If one is shorter, that one is less. */
if (chars < endp1 - begp1)
return make_number (chars + 1);
else if (chars < endp2 - begp2)
return make_number (- chars - 1);
/* Same length too => they are equal. */
return make_number (0);
}
59 and 156 lines respectively, for *completely* equivalent
functionality. So much for XEmacs being "large" and "bloated". I
won't even comment the clarity of code. Just regard the beautiful
code repetition between BUF_FETCH_BYTE and BUF_FETCH_MULTIBYTE_CHAR
cases.
And the original MULE was likely much *worse* than this.

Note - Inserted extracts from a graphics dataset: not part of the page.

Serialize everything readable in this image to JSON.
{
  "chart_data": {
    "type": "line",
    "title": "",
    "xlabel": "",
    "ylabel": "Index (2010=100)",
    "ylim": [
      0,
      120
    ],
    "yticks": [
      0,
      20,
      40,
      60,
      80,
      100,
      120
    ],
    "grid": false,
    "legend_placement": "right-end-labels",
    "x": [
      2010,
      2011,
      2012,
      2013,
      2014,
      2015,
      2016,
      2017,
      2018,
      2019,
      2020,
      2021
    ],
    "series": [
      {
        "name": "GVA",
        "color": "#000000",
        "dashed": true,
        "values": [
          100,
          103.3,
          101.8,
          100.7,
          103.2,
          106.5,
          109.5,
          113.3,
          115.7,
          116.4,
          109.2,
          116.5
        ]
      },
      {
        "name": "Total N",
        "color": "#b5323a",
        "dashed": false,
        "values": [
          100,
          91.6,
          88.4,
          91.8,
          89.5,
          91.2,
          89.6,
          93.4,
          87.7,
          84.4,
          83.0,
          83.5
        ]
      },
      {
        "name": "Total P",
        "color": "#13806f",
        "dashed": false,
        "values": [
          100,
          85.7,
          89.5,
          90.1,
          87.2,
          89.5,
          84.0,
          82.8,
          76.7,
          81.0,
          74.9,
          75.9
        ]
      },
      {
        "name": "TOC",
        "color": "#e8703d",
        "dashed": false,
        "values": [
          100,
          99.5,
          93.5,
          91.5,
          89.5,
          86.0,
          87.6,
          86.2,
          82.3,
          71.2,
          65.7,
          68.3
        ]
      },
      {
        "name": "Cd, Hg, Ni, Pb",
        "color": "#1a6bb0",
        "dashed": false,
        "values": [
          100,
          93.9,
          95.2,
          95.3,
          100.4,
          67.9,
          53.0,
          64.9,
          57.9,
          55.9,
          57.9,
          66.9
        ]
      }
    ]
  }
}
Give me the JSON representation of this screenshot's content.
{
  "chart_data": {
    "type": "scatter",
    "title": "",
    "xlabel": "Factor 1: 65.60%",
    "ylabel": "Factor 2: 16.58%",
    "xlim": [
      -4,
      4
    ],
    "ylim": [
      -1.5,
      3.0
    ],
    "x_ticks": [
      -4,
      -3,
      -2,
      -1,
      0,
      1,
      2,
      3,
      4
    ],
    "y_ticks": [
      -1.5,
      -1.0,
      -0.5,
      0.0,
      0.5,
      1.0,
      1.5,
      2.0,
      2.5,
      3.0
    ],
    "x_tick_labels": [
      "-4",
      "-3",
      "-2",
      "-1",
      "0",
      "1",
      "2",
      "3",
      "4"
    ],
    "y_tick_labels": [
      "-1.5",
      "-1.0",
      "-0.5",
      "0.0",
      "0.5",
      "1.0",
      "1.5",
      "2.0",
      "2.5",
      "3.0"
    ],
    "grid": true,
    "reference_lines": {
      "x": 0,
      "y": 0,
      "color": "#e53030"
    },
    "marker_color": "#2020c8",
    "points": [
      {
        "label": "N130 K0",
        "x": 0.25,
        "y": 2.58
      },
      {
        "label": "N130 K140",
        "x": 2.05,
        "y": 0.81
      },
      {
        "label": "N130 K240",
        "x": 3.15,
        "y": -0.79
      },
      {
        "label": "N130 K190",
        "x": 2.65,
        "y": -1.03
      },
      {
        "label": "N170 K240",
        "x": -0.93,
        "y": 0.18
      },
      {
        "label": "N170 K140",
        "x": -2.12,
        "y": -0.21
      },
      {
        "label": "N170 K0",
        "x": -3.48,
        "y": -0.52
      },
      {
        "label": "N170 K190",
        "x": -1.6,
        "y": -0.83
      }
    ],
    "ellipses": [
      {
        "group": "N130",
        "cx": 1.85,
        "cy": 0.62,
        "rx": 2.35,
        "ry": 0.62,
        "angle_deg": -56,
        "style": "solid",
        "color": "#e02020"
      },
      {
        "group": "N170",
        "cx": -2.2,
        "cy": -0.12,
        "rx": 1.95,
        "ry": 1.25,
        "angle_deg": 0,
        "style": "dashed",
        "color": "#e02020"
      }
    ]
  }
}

> The bare minimum that will be necessary for any Mule-ized function
> whose value may end up being used by tools outside of XEmacs is
> going to be that it be told how its value will be used, so that it
> can choose an appropriate representation relative to which it will
> compute the value.
That's OK. Again, I definitely realize that Fmd5 must have internal
file-coding built-in.
> In the case of Fmd5, it should normally be possible to guess the
> usage from properties of the source of the text, so the variable
> could be used. On the other hand, for other functions it may rarely
> be possible; if such cases are the majority, then for consistency of
> the Mule interface we would want an argument, I think. How do you
> see it?
I don't know enough about Mule to be able to answer this
authoritatively. Offhand, I think I prefer a set of variables set by
the environment, and respected by the primitives such as `md5' and
`save-buffer'.
--
Hrvoje Niksic <hniksic(a)srce.hr> | Student at FER Zagreb, Croatia
--------------------------------+--------------------------------
* Q: What is an experienced Emacs user?
* A: A person who wishes that the terminal had pedals.